Cerca

Il giallo di Arce

Serena e Guglielmo: due vite, nessuna verità. Storia di un'Italia piccola

Diciannove anni non sono bastati per rendere giustizia a Guglielmo. L'omicidio, le indagini, le omertà, i depistaggi. E un senso collettivo di vuoto

La storia tragica di un uomo e di sua figlia, ma anche il tratto di un'Italia piccola, misera nei suoi misteri, brulicante di sospetti e depistaggi, che non sa dare giustizia a un padre, a cui non bastano diciannove anni per separare dal termine "giallo" quel fatto orrendo. La vicenda umana di Guglielmo Mollicone è un ritratto di questa Italia, perciò è divenuta un simbolo. Come del resto la sua forza nel reclamare la verità sull'ef ferato assassinio di Serena. Un uomo mite, segnato da un destino crudele: prima la perdita della giovane moglie, poi il colpo al cuore di Serena. Ferito sì, ma cocciuto nel voler trovare un senso a tanto dolore. Quella verità per cui ha combattuto come un leone e che nessuno è riuscito a dargli fino a domenica scorsa, quando il suo cuore coraggioso lo ha mollato.

Le sue lacrime al funerale di Serena sono ancora vive nel ricordo di chi quel giorno c'era. E quell'onta dei carabinieri che lo prelevano al termine delle esequie e lo portano in caserma per interrogarlo. È il 1° giugno 2001, un venerdì, quando la ragazza scompare. La diciottenne esce di casa e va a Isola del Liri per fare una ortopanoramica, poi torna ad Arce. Viene vista per l'ultima volta nella tarda mattinata in piazza. Una squadra della protezione civile la trova morta domenica 3 giugno, poco dopo mezzogiorno. È nel boschetto di Fonte Cupa ad Anitrella, a una decina di chilometri da casa.
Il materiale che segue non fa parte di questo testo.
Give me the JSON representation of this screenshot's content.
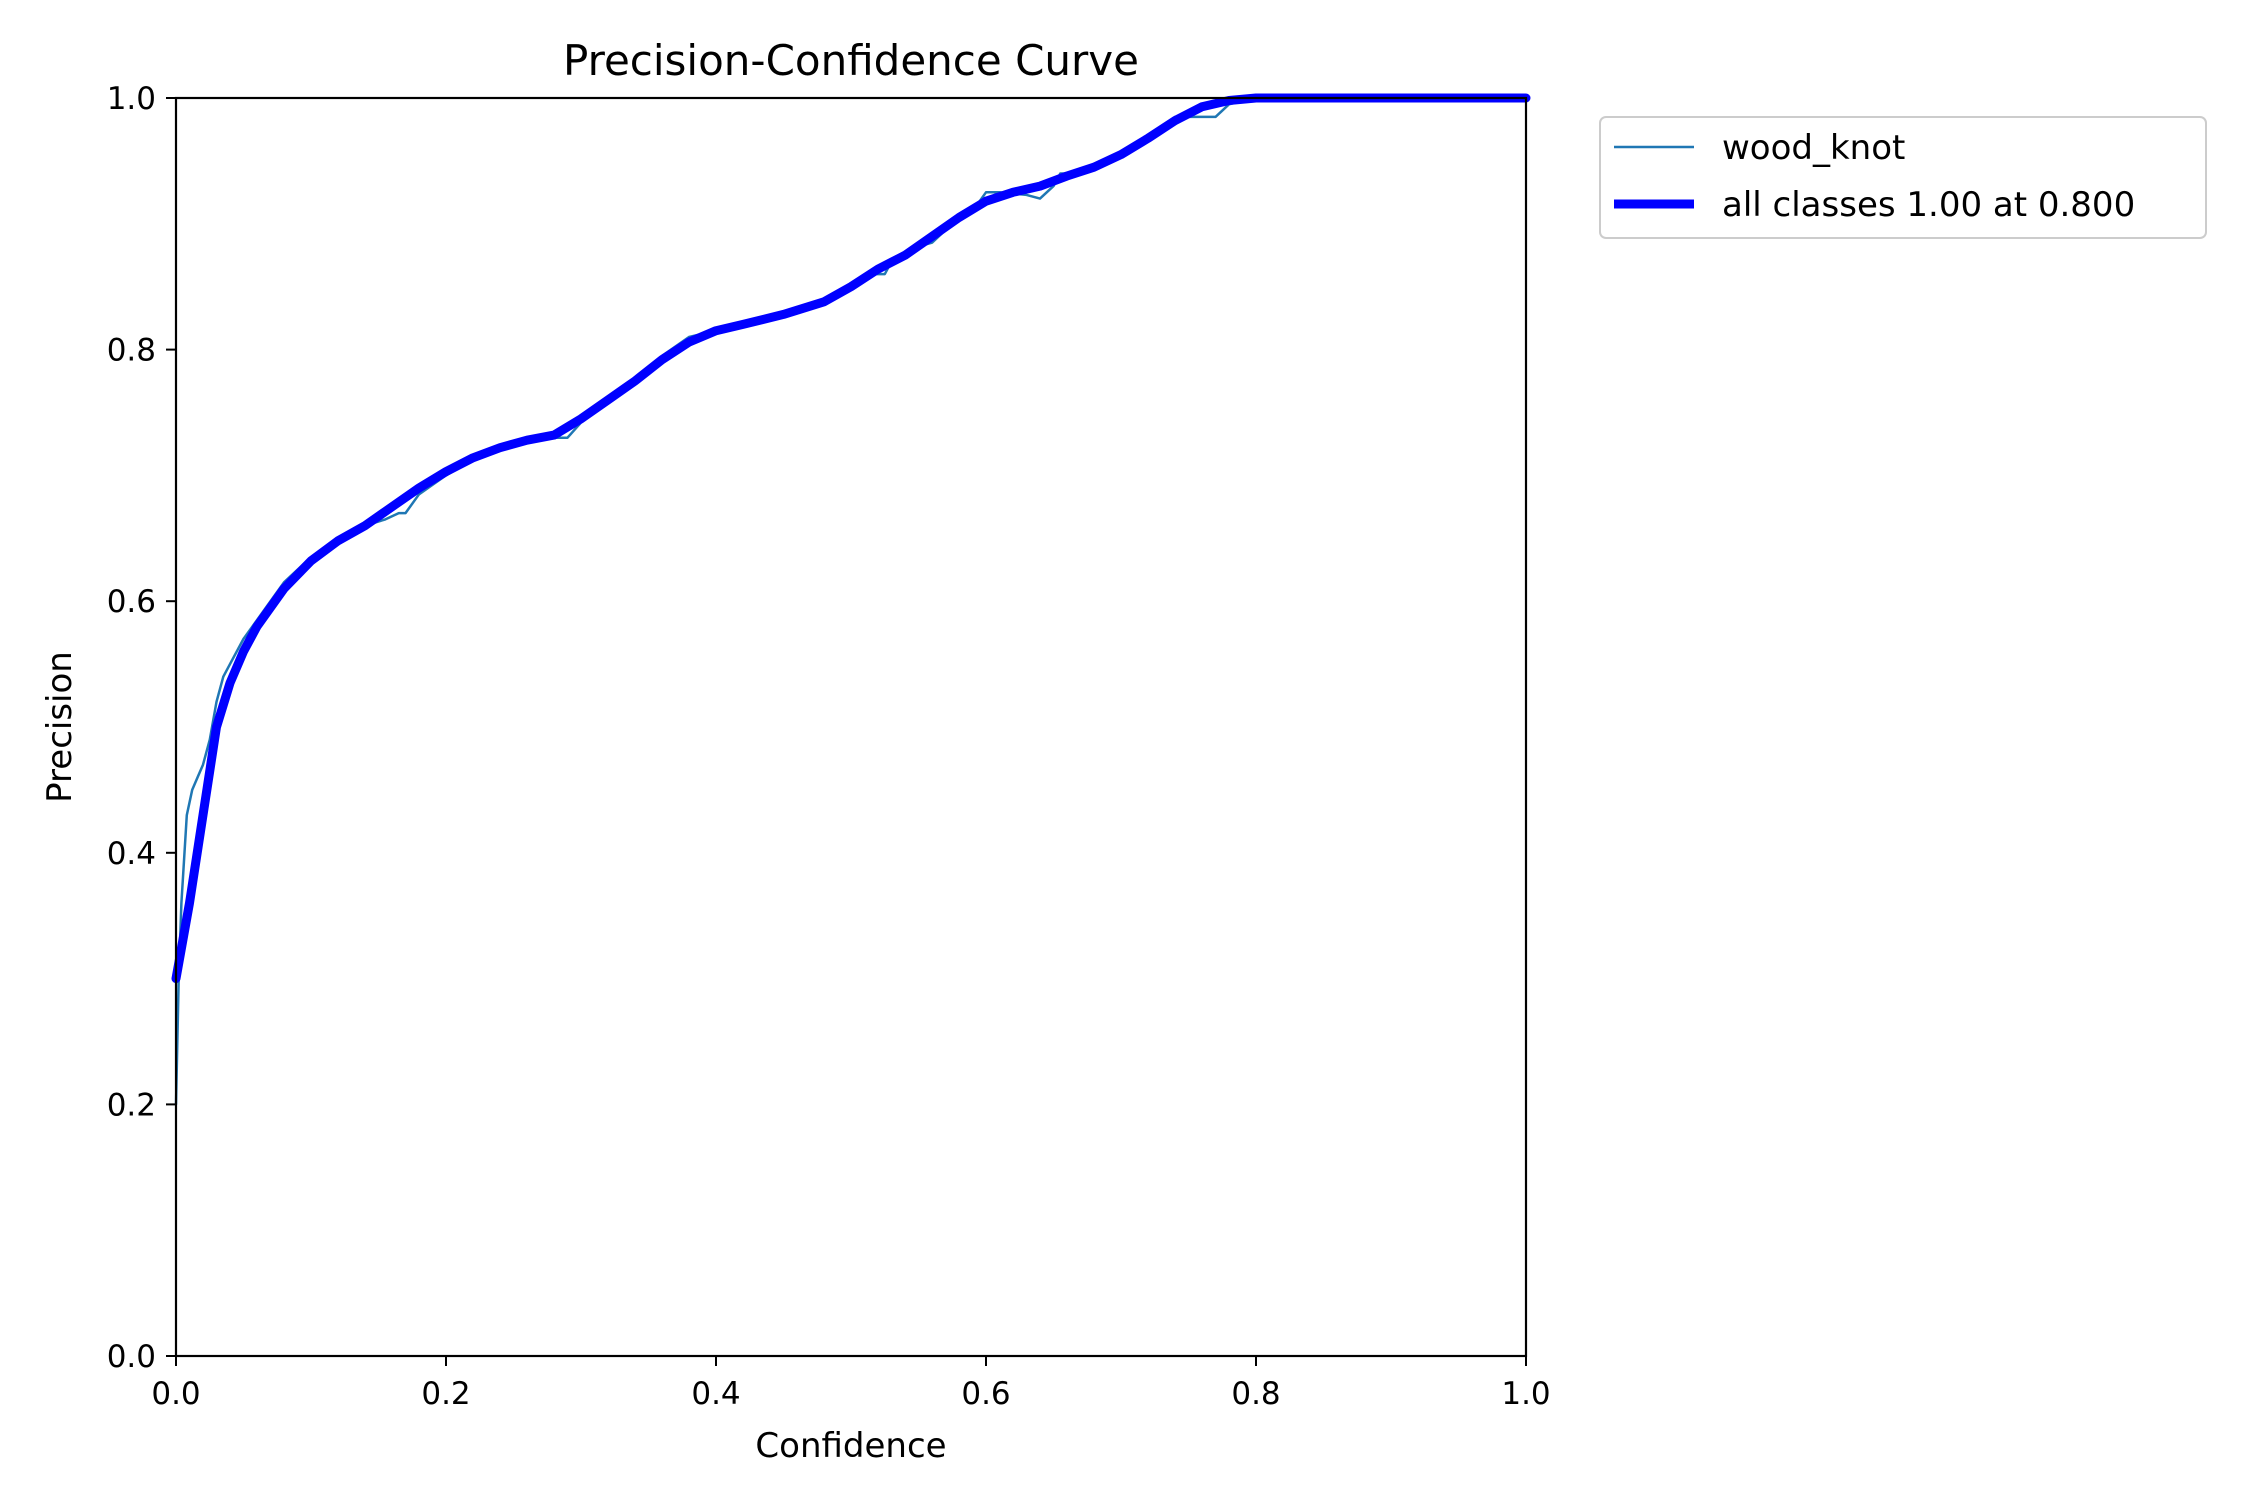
{
  "chart_data": {
    "type": "line",
    "title": "Precision-Confidence Curve",
    "xlabel": "Confidence",
    "ylabel": "Precision",
    "xlim": [
      0.0,
      1.0
    ],
    "ylim": [
      0.0,
      1.0
    ],
    "x_ticks": [
      "0.0",
      "0.2",
      "0.4",
      "0.6",
      "0.8",
      "1.0"
    ],
    "y_ticks": [
      "0.0",
      "0.2",
      "0.4",
      "0.6",
      "0.8",
      "1.0"
    ],
    "grid": false,
    "legend_position": "outside top-right",
    "series": [
      {
        "name": "wood_knot",
        "color": "#1f77b4",
        "x": [
          0.0,
          0.002,
          0.004,
          0.008,
          0.012,
          0.016,
          0.02,
          0.025,
          0.03,
          0.035,
          0.04,
          0.05,
          0.06,
          0.07,
          0.08,
          0.1,
          0.12,
          0.14,
          0.155,
          0.165,
          0.17,
          0.18,
          0.2,
          0.22,
          0.24,
          0.26,
          0.275,
          0.28,
          0.29,
          0.3,
          0.32,
          0.34,
          0.36,
          0.38,
          0.4,
          0.42,
          0.45,
          0.48,
          0.5,
          0.515,
          0.525,
          0.53,
          0.55,
          0.56,
          0.57,
          0.59,
          0.6,
          0.61,
          0.63,
          0.64,
          0.65,
          0.655,
          0.66,
          0.68,
          0.7,
          0.72,
          0.74,
          0.75,
          0.76,
          0.77,
          0.78,
          0.8,
          0.85,
          0.9,
          0.95,
          1.0
        ],
        "y": [
          0.2,
          0.3,
          0.36,
          0.43,
          0.45,
          0.46,
          0.47,
          0.49,
          0.52,
          0.54,
          0.55,
          0.57,
          0.585,
          0.6,
          0.615,
          0.635,
          0.65,
          0.66,
          0.665,
          0.67,
          0.67,
          0.685,
          0.7,
          0.712,
          0.722,
          0.73,
          0.73,
          0.73,
          0.73,
          0.742,
          0.758,
          0.775,
          0.795,
          0.81,
          0.815,
          0.82,
          0.828,
          0.838,
          0.85,
          0.86,
          0.86,
          0.87,
          0.882,
          0.885,
          0.895,
          0.91,
          0.925,
          0.925,
          0.923,
          0.92,
          0.93,
          0.94,
          0.94,
          0.945,
          0.955,
          0.97,
          0.985,
          0.985,
          0.985,
          0.985,
          0.995,
          1.0,
          1.0,
          1.0,
          1.0,
          1.0
        ]
      },
      {
        "name": "all classes 1.00 at 0.800",
        "color": "#0000ff",
        "x": [
          0.0,
          0.01,
          0.02,
          0.03,
          0.04,
          0.05,
          0.06,
          0.08,
          0.1,
          0.12,
          0.14,
          0.16,
          0.18,
          0.2,
          0.22,
          0.24,
          0.26,
          0.28,
          0.3,
          0.32,
          0.34,
          0.36,
          0.38,
          0.4,
          0.42,
          0.45,
          0.48,
          0.5,
          0.52,
          0.54,
          0.56,
          0.58,
          0.6,
          0.62,
          0.64,
          0.66,
          0.68,
          0.7,
          0.72,
          0.74,
          0.76,
          0.78,
          0.8,
          0.85,
          0.9,
          0.95,
          1.0
        ],
        "y": [
          0.3,
          0.36,
          0.43,
          0.5,
          0.535,
          0.56,
          0.58,
          0.61,
          0.632,
          0.648,
          0.66,
          0.675,
          0.69,
          0.703,
          0.714,
          0.722,
          0.728,
          0.732,
          0.745,
          0.76,
          0.775,
          0.792,
          0.806,
          0.815,
          0.82,
          0.828,
          0.838,
          0.85,
          0.864,
          0.875,
          0.89,
          0.905,
          0.918,
          0.925,
          0.93,
          0.938,
          0.945,
          0.955,
          0.968,
          0.982,
          0.993,
          0.998,
          1.0,
          1.0,
          1.0,
          1.0,
          1.0
        ]
      }
    ]
  }
}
Mani e piedi legati con scotch e fil di ferro, la testa in un sacchetto di plastica. È morta per asfissia. Un omicidio terribile, una fine agghiacciante, uno shock per tutti. Come può una ragazza finire così? E perché? Le indagini partono subito nel verso sbagliato. Nel registro degli indagati della procura di Cassino finisce il carrozziere di Rocca d'Arce Carmine Belli. La polizia lo arresta. Un'altra vittima del "giallo di Arce". Entrano in gioco avvocati e criminologi: due anni di battaglie in tribunale, la condanna in primo grado e nel 2004 la Cassazione proscioglie Belli da ogni accusa. Papà Guglielmo stringe con lui un rapporto di sincera amicizia.

Il tempo passa e la verità non viene a galla. Anzi, il mistero s'infittisce. L'11 aprile 2008 il carabiniere di Arce Santino Tuzi si uccide con un colpo di pistola nella sua auto. Aveva raccontato agli inquirenti che la mattina del 1°giugno una ragazza era entrata in caserma, forse Serena. L'inchiesta cambia strada ma ha i suoi tempi. Lunghi. Guglielmo però non molla. Esprime pubblicamente la sua richiesta di giustizia. E diventa un personaggio mediatico. Interviste, interventi in tv, nei convegni, nelle scuole, riconoscimenti, inviti. Lui va e parla di Serena, confida negli inquirenti, vuole la verità.

Nel giugno 2011, accusati di omicidio volontario e occultamento di cadavere, vengono indagati l'ex comandante della caserma di Arce Franco Mottola, sua moglie Anna Maria e suo figlio Marco. Tutto il paese è coinvolto, viene esaminato il Dna di 272 persone. Senza esito. Poi, nel 2016, la riesumazione del cadavere di Serena e un nuovo straziante funerale per Guglielmo. Altri esami medico-legali e una perizia di 250 pagine. Caso riaperto. L'omicidio sarebbe avvenuto in caserma. Un anno fa la chiusura delle indagini con la richiesta di rinvio a giudizio per i Mottola, il sottoufficiale Vincenzo Quatrale per concorso e il carabiniere Francesco Suprano per favoreggiamento. Papà Guglielmo ne era certo: l'hanno ammazzata in caserma. La giustizia terrena non è stata capace di rispondergli. Il coma in cui è sprofondato il 27 novembre scorso ha soffocato la sua speranza, non però quella di un intero Paese.